Shakespeare criou o mundo em sete dias.
No primeiro dia fez o céu, as montanhas e os abismos da alma.
No segundo dia fez os rios, os mares, os oceanos
e os outros sentimentos -
e deu-os a Hamlet, a Júlio César, a Antônio, a Cleópatra e a
Ofélia,
a Otelo e outros,
para os dominarem, eles e os seus descendentes,
até o fim dos tempos.
No terceiro dia reuniu todos os homens
e ensinou-lhes o gosto:
o gosto da felicidade, do amor, da desesperança,
o gosto do ciúme, da glória e assim por diante,
até se terem acabado todos os gostos.
Chegaram então alguns indivíduos que tinham se atrasado.

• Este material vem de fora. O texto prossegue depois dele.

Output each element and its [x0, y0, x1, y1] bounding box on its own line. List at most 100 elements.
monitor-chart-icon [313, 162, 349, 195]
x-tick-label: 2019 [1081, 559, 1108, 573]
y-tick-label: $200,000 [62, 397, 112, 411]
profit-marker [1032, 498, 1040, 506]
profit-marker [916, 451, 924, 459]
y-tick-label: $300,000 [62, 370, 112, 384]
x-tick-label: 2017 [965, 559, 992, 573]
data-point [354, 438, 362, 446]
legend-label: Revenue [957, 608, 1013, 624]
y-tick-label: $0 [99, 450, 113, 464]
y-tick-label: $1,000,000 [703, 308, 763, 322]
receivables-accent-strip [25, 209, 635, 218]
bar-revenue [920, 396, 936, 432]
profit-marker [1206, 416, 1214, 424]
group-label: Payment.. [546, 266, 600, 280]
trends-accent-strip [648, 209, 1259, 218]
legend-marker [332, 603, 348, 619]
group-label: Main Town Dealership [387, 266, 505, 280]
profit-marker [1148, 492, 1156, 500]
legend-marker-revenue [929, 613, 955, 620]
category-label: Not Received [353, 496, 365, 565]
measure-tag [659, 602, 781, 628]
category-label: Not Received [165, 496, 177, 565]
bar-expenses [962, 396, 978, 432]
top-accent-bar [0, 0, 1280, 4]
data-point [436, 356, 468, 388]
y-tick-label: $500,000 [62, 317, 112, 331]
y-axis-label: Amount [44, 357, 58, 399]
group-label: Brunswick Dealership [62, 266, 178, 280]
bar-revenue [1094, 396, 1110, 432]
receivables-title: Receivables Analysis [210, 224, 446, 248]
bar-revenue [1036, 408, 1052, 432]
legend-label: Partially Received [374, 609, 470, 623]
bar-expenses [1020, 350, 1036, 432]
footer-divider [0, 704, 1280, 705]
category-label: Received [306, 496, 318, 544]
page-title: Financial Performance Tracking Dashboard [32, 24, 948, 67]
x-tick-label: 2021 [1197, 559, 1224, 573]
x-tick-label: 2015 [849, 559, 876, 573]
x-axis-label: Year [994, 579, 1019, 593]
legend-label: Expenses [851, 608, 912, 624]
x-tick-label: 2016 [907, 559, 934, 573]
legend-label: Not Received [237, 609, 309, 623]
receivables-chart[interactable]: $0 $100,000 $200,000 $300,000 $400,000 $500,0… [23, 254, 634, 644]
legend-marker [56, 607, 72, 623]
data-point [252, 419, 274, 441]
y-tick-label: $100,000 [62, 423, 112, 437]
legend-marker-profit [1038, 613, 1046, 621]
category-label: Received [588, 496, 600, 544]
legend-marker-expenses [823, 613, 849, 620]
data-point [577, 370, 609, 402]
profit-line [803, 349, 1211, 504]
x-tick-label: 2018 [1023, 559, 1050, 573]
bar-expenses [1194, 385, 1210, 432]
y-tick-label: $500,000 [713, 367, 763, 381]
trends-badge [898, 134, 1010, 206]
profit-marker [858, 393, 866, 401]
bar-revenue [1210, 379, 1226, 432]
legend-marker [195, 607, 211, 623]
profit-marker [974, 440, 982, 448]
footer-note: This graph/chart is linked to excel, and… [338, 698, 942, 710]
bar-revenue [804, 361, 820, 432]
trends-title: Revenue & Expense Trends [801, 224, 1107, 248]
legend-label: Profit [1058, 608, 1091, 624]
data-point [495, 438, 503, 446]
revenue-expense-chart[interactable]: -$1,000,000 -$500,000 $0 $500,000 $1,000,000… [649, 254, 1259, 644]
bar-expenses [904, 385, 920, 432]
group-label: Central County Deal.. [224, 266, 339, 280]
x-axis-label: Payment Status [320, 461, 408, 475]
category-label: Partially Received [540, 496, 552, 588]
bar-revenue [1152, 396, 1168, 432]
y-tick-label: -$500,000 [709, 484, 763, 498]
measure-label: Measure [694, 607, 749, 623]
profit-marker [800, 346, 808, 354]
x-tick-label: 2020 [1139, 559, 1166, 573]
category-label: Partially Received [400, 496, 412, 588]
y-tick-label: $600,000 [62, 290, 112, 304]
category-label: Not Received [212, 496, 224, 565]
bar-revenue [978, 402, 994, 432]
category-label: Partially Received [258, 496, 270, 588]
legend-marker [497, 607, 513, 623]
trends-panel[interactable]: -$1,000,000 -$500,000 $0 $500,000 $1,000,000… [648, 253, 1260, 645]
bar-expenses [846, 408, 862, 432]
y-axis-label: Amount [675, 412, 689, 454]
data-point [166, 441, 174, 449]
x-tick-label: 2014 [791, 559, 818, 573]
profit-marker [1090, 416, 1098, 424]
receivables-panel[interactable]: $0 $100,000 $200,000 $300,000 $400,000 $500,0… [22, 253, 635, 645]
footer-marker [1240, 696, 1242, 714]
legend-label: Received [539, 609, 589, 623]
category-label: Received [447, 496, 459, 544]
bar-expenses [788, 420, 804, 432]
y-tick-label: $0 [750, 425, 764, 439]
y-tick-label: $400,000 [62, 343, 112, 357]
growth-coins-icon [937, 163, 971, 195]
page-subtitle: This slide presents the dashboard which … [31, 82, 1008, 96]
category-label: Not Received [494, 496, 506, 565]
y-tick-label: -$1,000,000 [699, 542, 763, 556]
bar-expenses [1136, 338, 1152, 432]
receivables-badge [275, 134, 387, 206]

O criador afagou-lhes a cabeça compadecido
e disse-lhes que não lhes restava senão tornarem-se
críticos literários
e contestaram-lhe a obra.
O quarto e o quinto dia reservou-os para o riso.
Soltou os palhaços
para darem cambalhotas,
e deixou os reis, os imperadores
e outros infelizes divertirem-se.
No sexto dia resolveu alguns problemas administrativos:
pôs no caminho uma tempestade
e ensinou ao rei Lear
como se deve usar a coroa de palha.
Ainda haviam sobrado alguns desperdícios da criação do mundo
e então fez Ricardo III.
No sétimo dia viu se ainda tinha algo por fazer.
Os diretores de teatro já tinham enchido a terra com cartazes,
e Shakespeare pensou que depois de tanto trabalho
merecia ele próprio ver um espetáculo.
Mas antes, como estava exaustivamente cansado,
foi morrer um pouco.
O poema é do romeno Marin Sorescu (1936-1996), que:
"retoma a tradição renascentista de Pico della Mirandola e Marsílio Ficino. A obra de Deus e a obra do Artista. Uma autêntica teodiceia nos céus de Shakespeare. Mais que uma teodiceia, uma arte poética, declaração de princípios, que poderia chegar a Harold Bloom. Um hino do grande leitor Marin Sorescu, que parece ter realizado uma geopolítica dos livros que o emocionaram no decorrer de sua vida" - Marco Lucchesi, Ficções de um gabinete ocidental.
Deduzo que a tradução para o português seja de sua autoria.